Le plan de défense incendie remplace le plan d’organisation interne pour les entrepôts de plus de 50 000 m². Ce nouveau plan se base sur le scénario d’un incendie d’une cellule. Il comprend notamment l’état des matières stockées par cellule (article 3), les plans des locaux, les consignes de sécurité pour l’accès des secours (article 5), le schéma d’alerte décrivant les actions à mener en cas d’alerte incendie, l’organisation de première intervention et d’évacuation, les modalités d’accueil des services d’incendie, les justifications des compétences du personnel associé ou encore les descriptifs des ressources en eau et du système d’extinction.

  • Les modifications apportées par l’ordonnance n° 2016-1058 du 17 août 2016 : « l’évaluation environnementale »

L’arrêté du 17 août 2016 n’a apporté aucune information nouvelle sur la question des études d’impact. Ce silence ne doit cependant pas tromper. Le mois d’août a été riche en nouvelles mesures applicables aux entrepôts couverts. En particulier, une ordonnance n° 2016-1058 en date du 3 août 2016 et son décret d’application n° 2016-1110 en date du 11 août 2016 ont modifié la réglementation applicable en matière d’études d’impact.

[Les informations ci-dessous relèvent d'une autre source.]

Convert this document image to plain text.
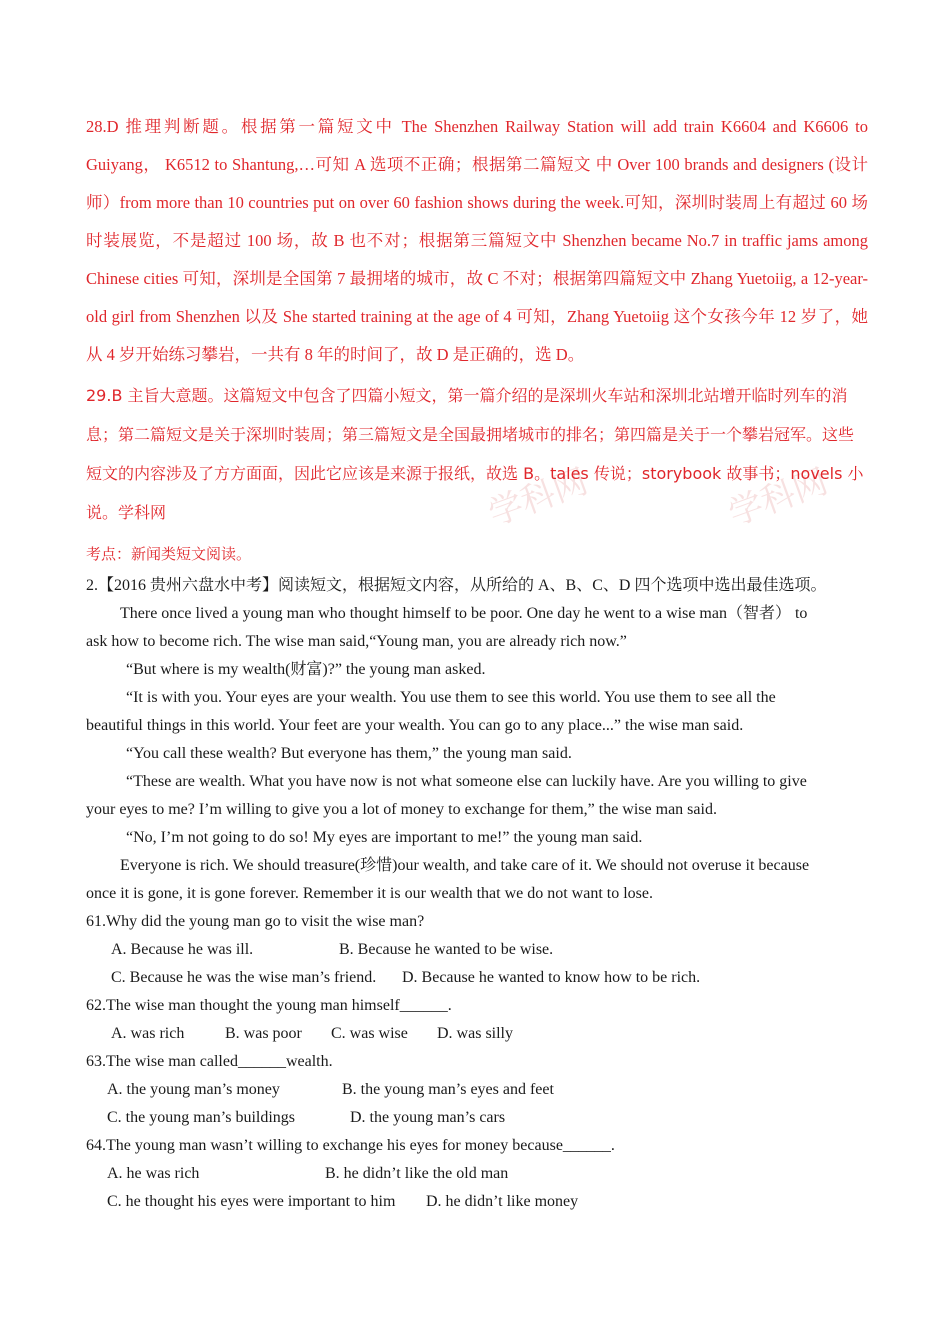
28.D 推理判断题。根据第一篇短文中 The Shenzhen Railway Station will add train K6604 and K6606 to Guiyang， K6512 to Shantung,…可知 A 选项不正确；根据第二篇短文 中 Over 100 brands and designers (设计师）from more than 10 countries put on over 60 fashion shows during the week.可知，深圳时装周上有超过 60 场时装展览，不是超过 100 场，故 B 也不对；根据第三篇短文中 Shenzhen became No.7 in traffic jams among Chinese cities 可知，深圳是全国第 7 最拥堵的城市，故 C 不对；根据第四篇短文中 Zhang Yuetoiig, a 12-year-old girl from Shenzhen 以及 She started training at the age of 4 可知，Zhang Yuetoiig 这个女孩今年 12 岁了，她从 4 岁开始练习攀岩，一共有 8 年的时间了，故 D 是正确的，选 D。
学科网	学科网
29.B 主旨大意题。这篇短文中包含了四篇小短文，第一篇介绍的是深圳火车站和深圳北站增开临时列车的消息；第二篇短文是关于深圳时装周；第三篇短文是全国最拥堵城市的排名；第四篇是关于一个攀岩冠军。这些短文的内容涉及了方方面面，因此它应该是来源于报纸，故选 B。tales 传说；storybook 故事书；novels 小说。学科网
考点：新闻类短文阅读。
2.【2016 贵州六盘水中考】阅读短文，根据短文内容，从所给的 A、B、C、D 四个选项中选出最佳选项。
There once lived a young man who thought himself to be poor. One day he went to a wise man（智者） to
ask how to become rich. The wise man said,“Young man, you are already rich now.”
“But where is my wealth(财富)?” the young man asked.
“It is with you. Your eyes are your wealth. You use them to see this world. You use them to see all the
beautiful things in this world. Your feet are your wealth. You can go to any place...” the wise man said.
“You call these wealth? But everyone has them,” the young man said.
“These are wealth. What you have now is not what someone else can luckily have. Are you willing to give
your eyes to me? I’m willing to give you a lot of money to exchange for them,” the wise man said.
“No, I’m not going to do so! My eyes are important to me!” the young man said.
Everyone is rich. We should treasure(珍惜)our wealth, and take care of it. We should not overuse it because
once it is gone, it is gone forever. Remember it is our wealth that we do not want to lose.
61.Why did the young man go to visit the wise man?
A. Because he was ill.	B. Because he wanted to be wise.
C. Because he was the wise man’s friend. D. Because he wanted to know how to be rich.
62.The wise man thought the young man himself______.
A. was rich	B. was poor C. was wise D. was silly
63.The wise man called______wealth.
A. the young man’s money	B. the young man’s eyes and feet
C. the young man’s buildings	D. the young man’s cars
64.The young man wasn’t willing to exchange his eyes for money because______.
A. he was rich	B. he didn’t like the old man
C. he thought his eyes were important to him D. he didn’t like money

Le terme même d’études d’impact, tel qu’il était entendu précédemment, est modifié. Il lui est substitué l’expression « évaluation environnementale ». L’article L.122-1 du code de l’environnement précise ces notions. L’évaluation environnementale englobe désormais la notion d’études d’impact. Elle correspond en effet au processus constitué de l’élaboration par le maître de l’ouvrage d’un rapport d’évaluation des incidences sur l’environnement (dénommé « études d’impact ») et, plus généralement, de l’ensemble du processus de préparation de la décision.

En adoptant cette nouvelle ordonnance, le législateur poursuivait un double but. Il souhaitait diminuer le nombre d’études d’impact (les actuelles évaluations environnementales) et harmoniser la réglementation française avec les normes européennes. Le système est donc passé d’une étude d’impact impérative en fonction de la procédure mise en place (par exemple, une demande d’autorisation pour ICPE) à une évaluation environnementale qui n’aura lieu, pour un entrepôt couvert soumis à autorisation, que si le projet le justifie.

Le décret du 11 août 2016 a ainsi modifié le tableau figurant en annexe de l’article R.122-2 du code de l’environnement qui imposait précédemment qu’une étude d’impact soit réalisée dès qu’une installation était soumise à autorisation.

Depuis, les évaluations environnementales ne sont plus systématiques pour les ICPE relevant du régime de l’autorisation.

L’évaluation environnementale ne reste impérative que pour les installations relevant de la directive relative aux émissions industrielles dite IED ou de la directive Seveso, pour les carrières, les parcs éoliens, les élevages bovins, les installations de stockage de pétroles ou de produits chimiques d’une capacité supérieure à 200 000 tonnes ainsi que les installations de stockage géologique de C02.

C’est donc uniquement si le projet d’entrepôt couvert le justifie (appréciation au cas par cas) qu’il sera procédé à une évaluation environnementale pour un entrepôt couvert de la rubrique 1510 soumis à autorisation.

Bilan

L’analyse de cette nouvelle réglementation atteste, une nouvelle fois, des difficultés pour le législateur de répondre aux objectifs de simplification administrative tout en assurant le respect de la sécurité-incendie. Manifestement, le nouvel arrêté répond à l’objectif de prévention des incendies même si certains flous demeurent. En revanche, la réglementation actuelle reste lourde et complexe.

Il est donc à espérer que l’objectif de simplification sera mieux atteint dans le cadre des prochaines réformes de simplification. Il avait été annoncé par le Conseil de la simplification pour les entreprises une cinquième vague de mesures. Un calendrier avait été posé. Il était notamment prévu de nouvelles réformes concernant les entrepôts couverts au cours du premier semestre 2017. Les professionnels restent donc dans l’attente de ces nouvelles mesures et d’informations plus précises sur le respect ou non du calendrier prévu.